I call to everyone and gesture for them to follow. We have found some Port. Not just any Port, Niepoort Vinoteca. (http://www.niepoort-vinhos.com/en/) The first time my fiance went to Portugal, she was served one of these Ports at a fantastic restaurant. It was instant love. So she brought a bottle home to share with me. Suffice to say, Niepoort is now one of my favorite port houses. In the United States port is typically considered a dessert wine, here in Europe it is more of an aperitif- white port and tonic makes a great starting cocktail.

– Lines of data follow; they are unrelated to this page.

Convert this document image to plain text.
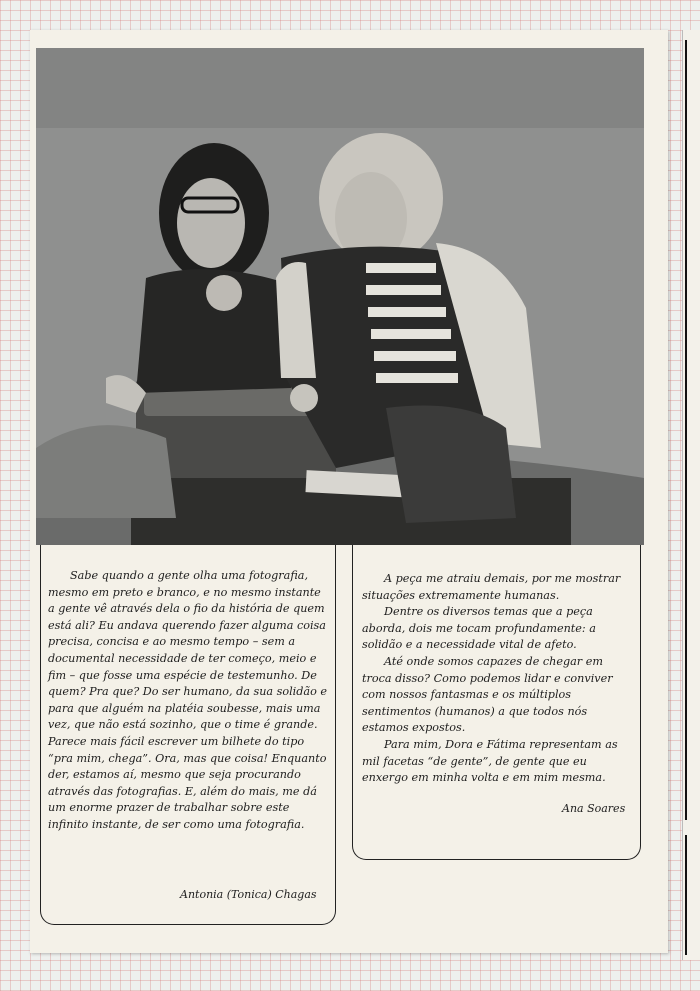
Sabe quando a gente olha uma fotografia, mesmo em preto e branco, e no mesmo instante a gente vê através dela o fio da história de quem está ali? Eu andava querendo fazer alguma coisa precisa, concisa e ao mesmo tempo – sem a documental necessidade de ter começo, meio e fim – que fosse uma espécie de testemunho. De quem? Pra que? Do ser humano, da sua solidão e para que alguém na platéia soubesse, mais uma vez, que não está sozinho, que o time é grande. Parece mais fácil escrever um bilhete do tipo “pra mim, chega”. Ora, mas que coisa! Enquanto der, estamos aí, mesmo que seja procurando através das fotografias. E, além do mais, me dá um enorme prazer de trabalhar sobre este infinito instante, de ser como uma fotografia.

Antonia (Tonica) Chagas

A peça me atraiu demais, por me mostrar situações extremamente humanas.

Dentre os diversos temas que a peça aborda, dois me tocam profundamente: a solidão e a necessidade vital de afeto.

Até onde somos capazes de chegar em troca disso? Como podemos lidar e conviver com nossos fantasmas e os múltiplos sentimentos (humanos) a que todos nós estamos expostos.

Para mim, Dora e Fátima representam as mil facetas “de gente”, de gente que eu enxergo em minha volta e em mim mesma.

Ana Soares
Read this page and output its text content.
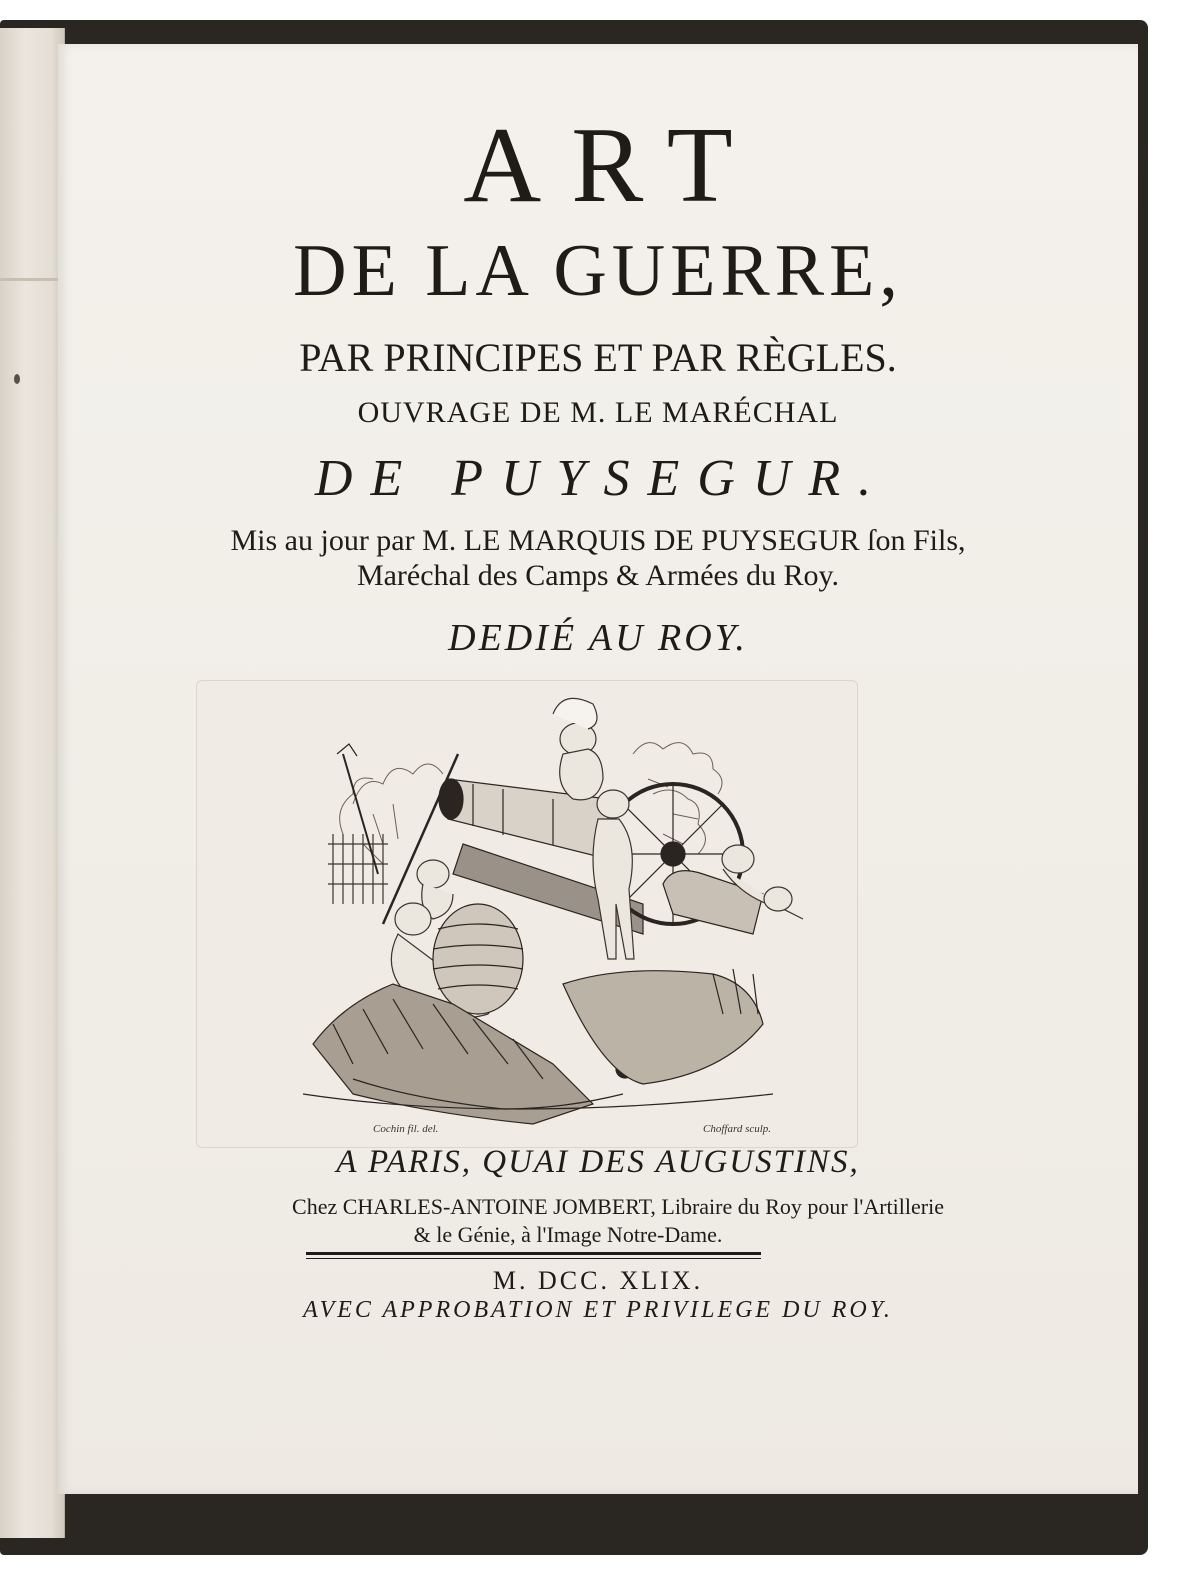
ART
DE LA GUERRE,
PAR PRINCIPES ET PAR RÈGLES.
OUVRAGE DE M. LE MARÉCHAL
DE PUYSEGUR.
Mis au jour par M. LE MARQUIS DE PUYSEGUR ſon Fils,
Maréchal des Camps & Armées du Roy.
DEDIÉ AU ROY.
Cochin fil. del.	Choffard sculp.
A PARIS, QUAI DES AUGUSTINS,
Chez CHARLES-ANTOINE JOMBERT, Libraire du Roy pour l'Artillerie
& le Génie, à l'Image Notre-Dame.
M. DCC. XLIX.
AVEC APPROBATION ET PRIVILEGE DU ROY.
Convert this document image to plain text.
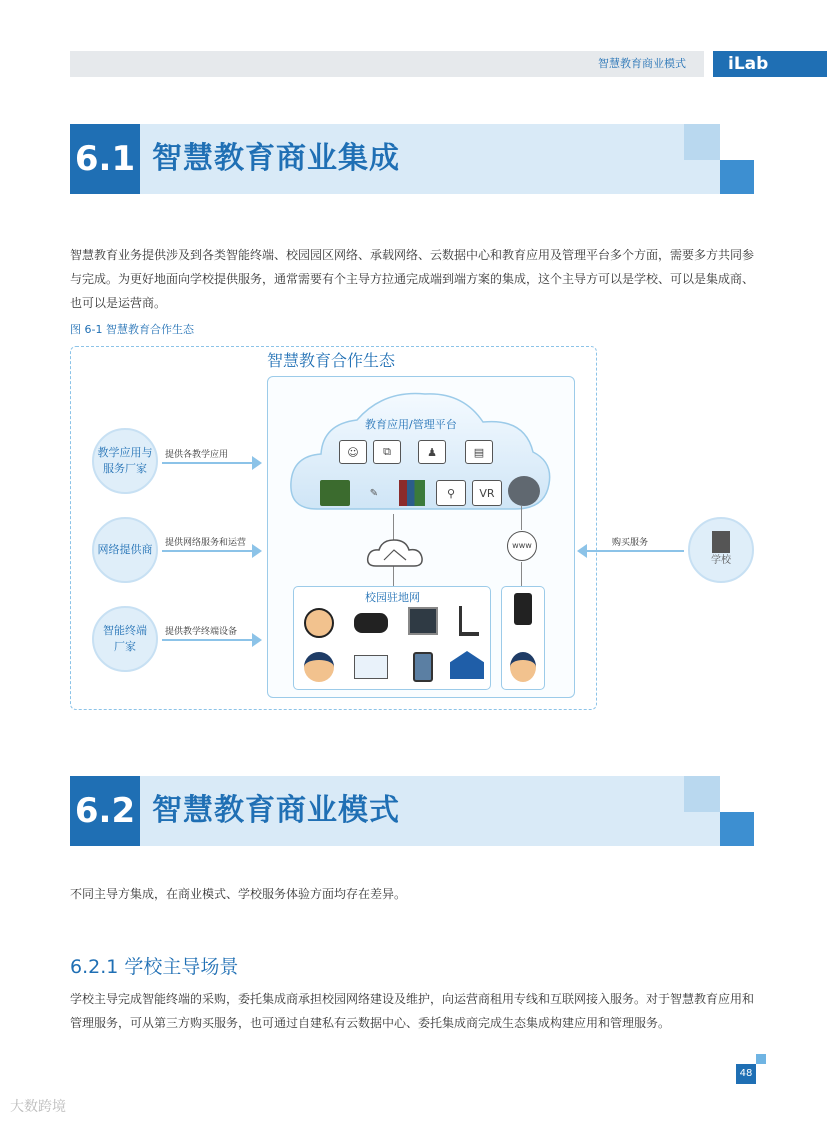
智慧教育商业模式	iLab
6.1 智慧教育商业集成
智慧教育业务提供涉及到各类智能终端、校园园区网络、承载网络、云数据中心和教育应用及管理平台多个方面，需要多方共同参与完成。为更好地面向学校提供服务，通常需要有个主导方拉通完成端到端方案的集成，这个主导方可以是学校、可以是集成商、也可以是运营商。
图 6-1 智慧教育合作生态
智慧教育合作生态
教学应用与服务厂家
网络提供商
智能终端厂家
提供各教学应用
提供网络服务和运营
提供教学终端设备
教育应用/管理平台
☺	⧉	♟	▤
✎	⚲	VR
www
校园驻地网
购买服务
学校
6.2 智慧教育商业模式
不同主导方集成，在商业模式、学校服务体验方面均存在差异。
6.2.1 学校主导场景
学校主导完成智能终端的采购，委托集成商承担校园网络建设及维护，向运营商租用专线和互联网接入服务。对于智慧教育应用和管理服务，可从第三方购买服务，也可通过自建私有云数据中心、委托集成商完成生态集成构建应用和管理服务。
48
大数跨境
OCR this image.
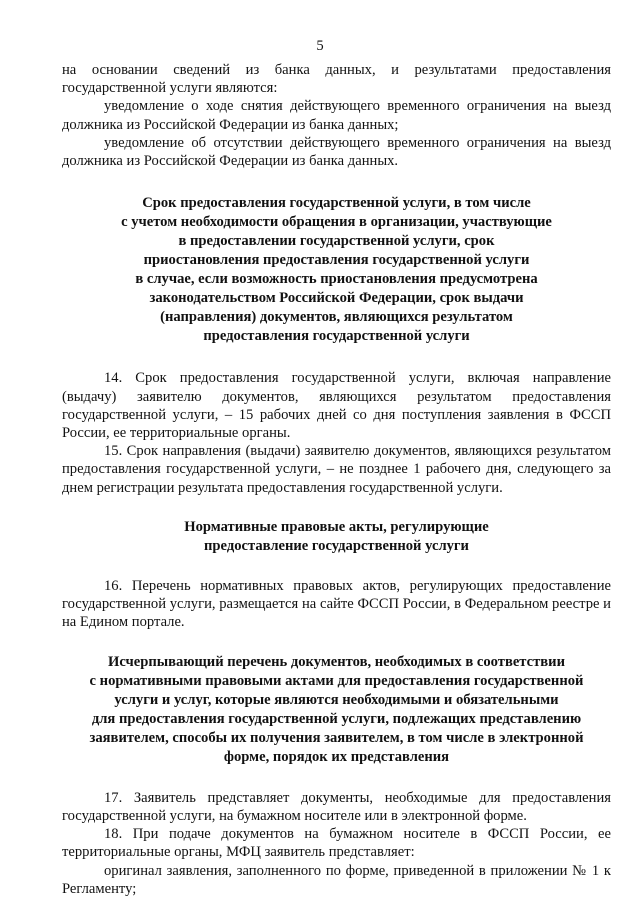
5

на основании сведений из банка данных, и результатами предоставления государственной услуги являются:

уведомление о ходе снятия действующего временного ограничения на выезд должника из Российской Федерации из банка данных;

уведомление об отсутствии действующего временного ограничения на выезд должника из Российской Федерации из банка данных.

Срок предоставления государственной услуги, в том числе
с учетом необходимости обращения в организации, участвующие
в предоставлении государственной услуги, срок
приостановления предоставления государственной услуги
в случае, если возможность приостановления предусмотрена
законодательством Российской Федерации, срок выдачи
(направления) документов, являющихся результатом
предоставления государственной услуги

14. Срок предоставления государственной услуги, включая направление (выдачу) заявителю документов, являющихся результатом предоставления государственной услуги, – 15 рабочих дней со дня поступления заявления в ФССП России, ее территориальные органы.

15. Срок направления (выдачи) заявителю документов, являющихся результатом предоставления государственной услуги, – не позднее 1 рабочего дня, следующего за днем регистрации результата предоставления государственной услуги.

Нормативные правовые акты, регулирующие
предоставление государственной услуги

16. Перечень нормативных правовых актов, регулирующих предоставление государственной услуги, размещается на сайте ФССП России, в Федеральном реестре и на Едином портале.

Исчерпывающий перечень документов, необходимых в соответствии
с нормативными правовыми актами для предоставления государственной
услуги и услуг, которые являются необходимыми и обязательными
для предоставления государственной услуги, подлежащих представлению
заявителем, способы их получения заявителем, в том числе в электронной
форме, порядок их представления

17. Заявитель представляет документы, необходимые для предоставления государственной услуги, на бумажном носителе или в электронной форме.

18. При подаче документов на бумажном носителе в ФССП России, ее территориальные органы, МФЦ заявитель представляет:

оригинал заявления, заполненного по форме, приведенной в приложении № 1 к Регламенту;
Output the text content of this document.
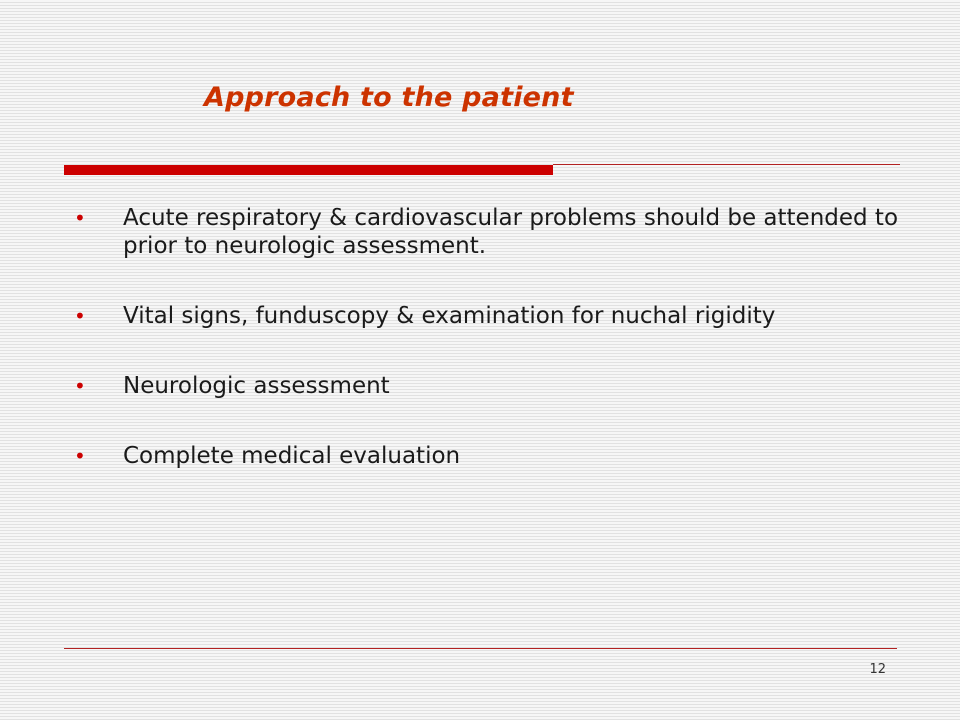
Approach to the patient
•	Acute respiratory & cardiovascular problems should be attended to prior to neurologic assessment.
•	Vital signs, funduscopy & examination for nuchal rigidity
•	Neurologic assessment
•	Complete medical evaluation
12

Innovative and creative Neoport has been bottling niche ports and other fantastic wines from the Douro Valley and surrounding regions since 1842. A top priority stop for me on this trip. I am excited to begin sampling. We came at the right time. Lunch just ended so we have the place to ourselves. Guided through the tasting with Nadia, she was given permission to open two very special bottles of Port for us. The condition- once opened the whole bottle must be consumed. There is no way I am turning down an invitation to enjoy a vintage bottle of Port in Oporto on a hot afternoon. Nadia doesn’t hesitate to pop open the bottle. We taste a 10 year white port, LBV, and moved into their other family wines. I am excited to learn of the other varieties Niepoort has to offer. I was only aware of the small selection available to us in the US. Nadia is doing her job well. At this point I can not see it going any other way, it has been decided -the wines we are enjoying will be coming back to the menu at Dish. I consider myself to be fairly knowledgeable about wines, but this girl knows her stuff. We talk wine and Port and surprisingly Gin too. She tells us a few of her top secret Port recipes, and dares me to give them a try. I believe one had something to do with scrambled eggs! (I’m definitely trying it) We learn that one of the most delicious parts of the Port, is called “the heart of the wine.” It is the sediment that settles on the bottom of the bottle after years of aging. This I have never heard. I will save this pleasure for home. For now, we have completed our mission. All glasses are empty and smiles are on all of our faces. I collect as many bottles as I can fit in my arms. I thank Nadia for taking her time to share her company and knowledge with us. It had been an unforgettable day- now to buy new luggage. Hudson Valley, we are coming your way.